Curated memory is the MEMORY.md files and topic notes. Stable, verified, always loaded. “Here’s how to deploy. Here are the project conventions. Here’s what the user prefers.” I maintain these by hand (well, Claude updates them, but I decide what goes in).

Searchable history is everything else. Every conversation, unfiltered. When the curated notes say “deploy with npm run build” but don’t mention why we stopped using the old deploy script, the history has that conversation sitting in it, searchable.

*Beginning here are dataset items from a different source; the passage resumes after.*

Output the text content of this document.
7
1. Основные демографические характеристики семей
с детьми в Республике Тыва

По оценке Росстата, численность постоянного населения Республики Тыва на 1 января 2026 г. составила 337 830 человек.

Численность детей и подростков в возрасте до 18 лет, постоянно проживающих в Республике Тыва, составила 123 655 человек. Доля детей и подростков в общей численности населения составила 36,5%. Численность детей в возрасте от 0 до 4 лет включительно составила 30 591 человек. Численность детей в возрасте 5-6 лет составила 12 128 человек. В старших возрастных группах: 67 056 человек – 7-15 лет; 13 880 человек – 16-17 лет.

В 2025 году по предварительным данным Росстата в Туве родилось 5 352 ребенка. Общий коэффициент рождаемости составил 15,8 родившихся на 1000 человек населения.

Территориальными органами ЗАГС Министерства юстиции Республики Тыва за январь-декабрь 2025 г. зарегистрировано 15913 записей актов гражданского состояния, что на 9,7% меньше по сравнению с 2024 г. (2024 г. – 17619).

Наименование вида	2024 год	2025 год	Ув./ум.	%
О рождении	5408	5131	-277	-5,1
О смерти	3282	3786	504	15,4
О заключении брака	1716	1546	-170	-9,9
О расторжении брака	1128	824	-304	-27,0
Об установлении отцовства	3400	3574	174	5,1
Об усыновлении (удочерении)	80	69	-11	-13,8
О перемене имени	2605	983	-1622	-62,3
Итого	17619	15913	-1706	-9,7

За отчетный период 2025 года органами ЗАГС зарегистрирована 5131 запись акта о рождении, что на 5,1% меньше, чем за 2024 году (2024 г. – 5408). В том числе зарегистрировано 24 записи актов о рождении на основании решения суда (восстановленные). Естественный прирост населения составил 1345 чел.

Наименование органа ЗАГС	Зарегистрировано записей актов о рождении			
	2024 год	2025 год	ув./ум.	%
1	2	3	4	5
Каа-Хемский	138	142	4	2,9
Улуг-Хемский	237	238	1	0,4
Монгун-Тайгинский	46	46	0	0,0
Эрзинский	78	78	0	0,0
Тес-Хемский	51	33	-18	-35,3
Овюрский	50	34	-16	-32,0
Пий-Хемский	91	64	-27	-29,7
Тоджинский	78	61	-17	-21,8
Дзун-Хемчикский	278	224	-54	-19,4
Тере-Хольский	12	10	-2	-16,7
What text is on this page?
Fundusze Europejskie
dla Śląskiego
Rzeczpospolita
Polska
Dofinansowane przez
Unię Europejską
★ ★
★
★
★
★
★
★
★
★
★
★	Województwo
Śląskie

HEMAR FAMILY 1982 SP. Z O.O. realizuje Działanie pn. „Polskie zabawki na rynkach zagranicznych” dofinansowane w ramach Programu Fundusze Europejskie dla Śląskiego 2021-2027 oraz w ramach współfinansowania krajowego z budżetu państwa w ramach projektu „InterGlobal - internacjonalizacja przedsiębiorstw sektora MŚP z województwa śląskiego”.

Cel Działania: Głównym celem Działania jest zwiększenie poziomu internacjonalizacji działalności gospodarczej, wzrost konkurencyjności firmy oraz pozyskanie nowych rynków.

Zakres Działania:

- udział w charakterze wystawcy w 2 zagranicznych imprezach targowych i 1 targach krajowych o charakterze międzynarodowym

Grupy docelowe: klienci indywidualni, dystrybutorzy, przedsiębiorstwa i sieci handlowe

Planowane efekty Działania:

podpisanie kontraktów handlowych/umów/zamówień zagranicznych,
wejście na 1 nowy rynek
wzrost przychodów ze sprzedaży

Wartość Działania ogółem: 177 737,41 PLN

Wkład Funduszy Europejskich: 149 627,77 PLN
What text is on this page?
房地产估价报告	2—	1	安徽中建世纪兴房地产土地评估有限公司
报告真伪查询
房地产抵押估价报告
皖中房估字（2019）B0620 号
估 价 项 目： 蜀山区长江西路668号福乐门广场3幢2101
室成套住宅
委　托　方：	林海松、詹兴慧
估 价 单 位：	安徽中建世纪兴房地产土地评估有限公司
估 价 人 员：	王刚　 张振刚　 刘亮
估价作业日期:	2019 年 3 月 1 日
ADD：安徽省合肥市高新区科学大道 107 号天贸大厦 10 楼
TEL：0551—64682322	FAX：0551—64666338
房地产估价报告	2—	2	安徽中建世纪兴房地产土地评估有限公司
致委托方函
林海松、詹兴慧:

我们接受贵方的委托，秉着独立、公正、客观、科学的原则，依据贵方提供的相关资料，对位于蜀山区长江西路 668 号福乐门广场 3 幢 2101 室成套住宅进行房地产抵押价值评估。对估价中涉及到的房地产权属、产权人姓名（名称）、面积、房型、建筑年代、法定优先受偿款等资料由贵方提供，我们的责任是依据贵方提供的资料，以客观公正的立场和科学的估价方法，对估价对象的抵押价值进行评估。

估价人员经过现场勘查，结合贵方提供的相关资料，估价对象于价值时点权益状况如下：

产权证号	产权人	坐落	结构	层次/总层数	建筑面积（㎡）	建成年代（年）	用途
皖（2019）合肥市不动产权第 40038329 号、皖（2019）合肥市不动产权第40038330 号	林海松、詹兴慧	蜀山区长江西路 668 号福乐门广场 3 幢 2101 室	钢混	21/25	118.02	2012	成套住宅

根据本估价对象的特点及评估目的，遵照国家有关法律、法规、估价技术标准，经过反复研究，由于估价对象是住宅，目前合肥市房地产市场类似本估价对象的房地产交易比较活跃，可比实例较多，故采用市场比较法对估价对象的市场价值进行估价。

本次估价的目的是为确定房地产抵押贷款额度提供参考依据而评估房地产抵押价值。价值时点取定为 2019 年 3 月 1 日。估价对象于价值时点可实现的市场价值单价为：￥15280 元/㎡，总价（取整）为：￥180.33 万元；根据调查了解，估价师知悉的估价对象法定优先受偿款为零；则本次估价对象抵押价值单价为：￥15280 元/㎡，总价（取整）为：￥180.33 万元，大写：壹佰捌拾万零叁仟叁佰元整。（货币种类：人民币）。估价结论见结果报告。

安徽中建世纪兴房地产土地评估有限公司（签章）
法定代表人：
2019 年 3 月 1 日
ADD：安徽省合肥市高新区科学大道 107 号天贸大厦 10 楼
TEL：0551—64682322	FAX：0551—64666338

It’s like the difference between documentation and git blame. Documentation tells you what. Git blame tells you why.

Keeping projects separate

I was pretty deliberate about isolation. Each project’s .mcp.json points the search server at only that project’s conversation directory. A Claude session in Project A doesn’t see Project B’s history. That’s the default, and it’s the right default — when you’re heads-down in a codebase, you want context about that codebase, not crosstalk.

The global search is there for the times you need to cross boundaries, but it’s opt-in. And it labels every result with where it came from.

What it costs to run

Nothing, really. The JSONL files already exist. The BM25 index lives in memory — it’s small. The Python scripts pull in three dependencies: bm25s, watchdog, and the mcp SDK. No database, no cloud service, no API keys.

Search results do add some tokens to the conversation context, but we’re talking maybe 1,000 tokens for a typical search. That’s noise compared to the tokens you burn re-explaining things from scratch every session.

How it actually feels

The difference is that sessions stop feeling like they start from zero. A new Claude session can search for what happened last time, find the relevant conversations, and pick up where things left off. “What were we working on?” becomes a search query instead of a blank stare.

Past debugging attempts are findable. Decisions have a paper trail. A preference I stated once — “always use main, not master” — is in the index forever.

It’s not magic. BM25 is keyword-based, so if you search for “CI/CD” and the conversation used “deploy pipeline,” you might miss it. In practice, though, natural conversations have enough vocabulary overlap that searches usually land.

What I’d tell someone building this

Claude Code’s statelessness is a reasonable default. Not every setup needs persistent memory. But if you’re on a dedicated machine, running sessions across multiple projects, day after day — the conversation transcripts are already being written. They’re sitting right there. All you need is something to read them.

The whole thing is two Python scripts, a search algorithm from the ’90s, and an open protocol. The hardest part was noticing that the raw material was already there, being generated and thrown away.